M’illumino di Pato

Provate a pensarci: abbiamo in casa un qualcosa che non può neanche venire definito, un qualcosa che quando viene azionato e messo in moto segna un gol ogni due partite, un qualcosa che quando parte in velocità neanche il miglior Usain Bolt riesce a tenergli testa. Eppure non ce ne rendiamo conto e lo critichiamo, lo bastoniamo, lo mandiamo all’inferno per poi farci ritornare il paradiso quando la mette con quella fredezza tanto presuntuosa come il “si vabbè tanto adesso si infortunia” che subito dopo uno scatto pensiamo.

Me la ricordo ancora quella sera di gennaio di 3 anni fa: lo stop a seguire per superare l’avversario e poi eccola lì, la freddezza di un Alexandre Pato diciottenne che vuole conquistare San Siro a suon di gol. E poi quel cuore formato con le mani per la fidanzata, la prima volta di un’esultanza così romantica nella Scala del Calcio che subito ci fece innamorare di lui. 5-2 al Napoli e tutti a casa con gli occhi lucidi. E poi mi ricordo ancora quel gol a Verona, nel febbraio scorso per l’1-2 finale a favore dei rossoneri proprio grazie al gol del Papero a 10′ dalla fine. E ancora un’esultanza, stavolta potente, cattiva, rabbiosa. E poi via la maglietta e fuori i muscoli, per il piacere della nuova compagna berlusconiana e tutte le fans del brasiliano.
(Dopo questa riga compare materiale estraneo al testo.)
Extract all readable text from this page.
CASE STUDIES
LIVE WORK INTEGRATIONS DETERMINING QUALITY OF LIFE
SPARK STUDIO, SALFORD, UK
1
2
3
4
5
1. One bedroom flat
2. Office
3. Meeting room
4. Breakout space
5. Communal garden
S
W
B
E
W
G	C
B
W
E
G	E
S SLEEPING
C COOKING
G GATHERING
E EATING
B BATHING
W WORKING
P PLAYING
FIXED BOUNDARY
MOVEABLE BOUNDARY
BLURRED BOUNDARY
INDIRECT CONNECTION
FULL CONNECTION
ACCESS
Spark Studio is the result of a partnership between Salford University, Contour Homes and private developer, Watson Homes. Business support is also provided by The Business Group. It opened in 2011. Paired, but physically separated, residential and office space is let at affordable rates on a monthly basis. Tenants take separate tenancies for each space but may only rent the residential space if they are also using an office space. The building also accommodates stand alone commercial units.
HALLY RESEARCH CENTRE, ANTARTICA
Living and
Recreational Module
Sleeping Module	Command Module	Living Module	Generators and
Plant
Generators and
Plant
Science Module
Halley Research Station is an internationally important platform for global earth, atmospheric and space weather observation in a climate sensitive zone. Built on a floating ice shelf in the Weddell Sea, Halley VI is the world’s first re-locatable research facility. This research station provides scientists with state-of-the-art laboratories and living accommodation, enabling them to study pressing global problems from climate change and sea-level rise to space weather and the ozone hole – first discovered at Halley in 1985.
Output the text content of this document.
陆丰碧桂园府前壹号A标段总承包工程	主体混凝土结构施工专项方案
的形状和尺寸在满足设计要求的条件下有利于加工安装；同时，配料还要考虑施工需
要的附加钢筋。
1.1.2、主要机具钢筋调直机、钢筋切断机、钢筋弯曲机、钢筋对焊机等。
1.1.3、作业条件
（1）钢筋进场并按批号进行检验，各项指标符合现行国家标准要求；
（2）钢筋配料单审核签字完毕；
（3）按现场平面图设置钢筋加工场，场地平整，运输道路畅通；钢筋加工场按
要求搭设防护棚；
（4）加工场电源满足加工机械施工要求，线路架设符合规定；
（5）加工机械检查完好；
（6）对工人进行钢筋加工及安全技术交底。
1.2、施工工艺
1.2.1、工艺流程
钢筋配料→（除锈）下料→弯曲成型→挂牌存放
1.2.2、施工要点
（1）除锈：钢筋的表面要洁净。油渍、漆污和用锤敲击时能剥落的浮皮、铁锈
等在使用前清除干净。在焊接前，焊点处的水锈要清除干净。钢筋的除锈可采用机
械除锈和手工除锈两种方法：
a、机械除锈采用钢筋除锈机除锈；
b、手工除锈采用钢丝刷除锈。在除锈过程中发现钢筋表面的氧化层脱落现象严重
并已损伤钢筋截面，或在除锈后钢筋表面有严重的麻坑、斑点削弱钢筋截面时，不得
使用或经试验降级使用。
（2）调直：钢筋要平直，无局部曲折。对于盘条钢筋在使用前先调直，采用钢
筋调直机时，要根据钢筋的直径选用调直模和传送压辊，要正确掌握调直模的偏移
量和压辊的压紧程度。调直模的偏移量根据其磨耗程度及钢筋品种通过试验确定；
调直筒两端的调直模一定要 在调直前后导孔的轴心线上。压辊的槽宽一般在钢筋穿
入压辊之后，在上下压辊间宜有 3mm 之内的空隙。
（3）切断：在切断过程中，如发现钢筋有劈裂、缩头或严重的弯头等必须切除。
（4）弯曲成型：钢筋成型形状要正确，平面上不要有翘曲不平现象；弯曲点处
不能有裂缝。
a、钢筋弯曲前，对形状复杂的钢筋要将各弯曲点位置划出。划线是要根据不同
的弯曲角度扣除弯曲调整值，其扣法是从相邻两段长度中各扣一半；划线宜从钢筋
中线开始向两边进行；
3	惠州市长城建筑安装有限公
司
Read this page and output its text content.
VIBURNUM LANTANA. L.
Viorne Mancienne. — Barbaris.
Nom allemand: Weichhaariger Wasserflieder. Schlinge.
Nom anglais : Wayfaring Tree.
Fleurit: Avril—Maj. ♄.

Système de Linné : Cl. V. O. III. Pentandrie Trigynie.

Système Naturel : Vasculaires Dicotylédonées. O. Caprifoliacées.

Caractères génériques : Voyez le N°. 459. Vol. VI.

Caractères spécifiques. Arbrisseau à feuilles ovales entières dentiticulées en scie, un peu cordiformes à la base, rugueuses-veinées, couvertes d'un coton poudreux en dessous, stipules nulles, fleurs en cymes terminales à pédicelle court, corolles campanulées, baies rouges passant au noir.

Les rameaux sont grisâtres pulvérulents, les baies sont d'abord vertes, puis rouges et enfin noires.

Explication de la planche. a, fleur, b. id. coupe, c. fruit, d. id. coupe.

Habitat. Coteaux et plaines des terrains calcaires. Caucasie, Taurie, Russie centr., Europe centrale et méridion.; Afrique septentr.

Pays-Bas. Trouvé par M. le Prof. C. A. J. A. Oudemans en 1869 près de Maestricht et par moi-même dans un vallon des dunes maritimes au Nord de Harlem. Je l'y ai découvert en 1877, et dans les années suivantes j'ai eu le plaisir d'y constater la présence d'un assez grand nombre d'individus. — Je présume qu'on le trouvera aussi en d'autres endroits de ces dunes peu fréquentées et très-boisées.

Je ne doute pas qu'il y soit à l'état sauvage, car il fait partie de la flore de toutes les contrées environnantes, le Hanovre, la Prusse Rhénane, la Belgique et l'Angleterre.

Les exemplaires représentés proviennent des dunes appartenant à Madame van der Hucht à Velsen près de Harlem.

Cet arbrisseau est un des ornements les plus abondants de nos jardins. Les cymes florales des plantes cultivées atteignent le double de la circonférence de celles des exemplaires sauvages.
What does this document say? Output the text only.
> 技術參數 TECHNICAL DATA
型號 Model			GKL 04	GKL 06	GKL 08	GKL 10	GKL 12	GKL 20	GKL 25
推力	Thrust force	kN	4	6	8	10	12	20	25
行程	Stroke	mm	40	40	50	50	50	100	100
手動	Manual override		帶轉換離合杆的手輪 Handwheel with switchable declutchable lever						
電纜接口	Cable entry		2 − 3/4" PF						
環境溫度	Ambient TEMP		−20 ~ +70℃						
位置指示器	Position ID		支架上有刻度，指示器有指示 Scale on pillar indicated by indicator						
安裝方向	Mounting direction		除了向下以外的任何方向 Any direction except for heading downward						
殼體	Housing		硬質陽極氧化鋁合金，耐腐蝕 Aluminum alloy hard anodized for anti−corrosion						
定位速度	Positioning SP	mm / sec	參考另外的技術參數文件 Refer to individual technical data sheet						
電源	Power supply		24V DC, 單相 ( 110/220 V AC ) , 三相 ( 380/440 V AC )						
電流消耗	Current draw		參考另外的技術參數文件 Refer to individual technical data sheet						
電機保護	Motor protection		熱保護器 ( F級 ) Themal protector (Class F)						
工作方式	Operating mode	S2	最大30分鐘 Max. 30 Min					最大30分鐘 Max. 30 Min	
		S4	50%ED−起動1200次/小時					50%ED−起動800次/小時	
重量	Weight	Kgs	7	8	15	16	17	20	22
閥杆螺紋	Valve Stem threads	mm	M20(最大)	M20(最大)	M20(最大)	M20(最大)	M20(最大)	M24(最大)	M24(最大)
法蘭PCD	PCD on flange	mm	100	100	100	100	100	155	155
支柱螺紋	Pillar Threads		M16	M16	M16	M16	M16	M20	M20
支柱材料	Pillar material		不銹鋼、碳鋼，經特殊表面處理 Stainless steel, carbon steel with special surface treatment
Potrebbero parervi due esultanze lontanissime fra di loro, invece sono le radiografie di un’evoluzione fisica che questo ragazzo in tre anni ha dovuto sopportare. Sopportare perchè la palestra e gli allenamenti extra per un diciottenne non sono mica roba da poco, però Pato doveva formarsi, doveva crescere. Ed è cresciuto: il fisico scolpito, la barba incolta e i capelli scompigliati sono i sintomi di una crescita che prima di essere mentale è stata fisica. E gli infortuni di adesso, molto spesso muscolari, sono la conseguenza di quegli estenuanti allenamenti di potenziamento che il corpo di Pato deve ancora metabolizzare. E dato che nel bruciare le ali di un Papero siamo abbastanza veloci, diamogli almeno il tempo di spiccare il volo.

M’illumino di Pato, il nostro titolo, potrebbe sembrare fuori luogo per un 22enne che, come si dice in questi, “non ha ancora dimostrato di essere un campione”. Ma cosa ci vuole per essere un campione? Segnare tanto, carisma da leader, mettersi le squadra sulle spalle e portarla al successo. E siamo proprio sicuri che Pato non sia ancora pronto per questo?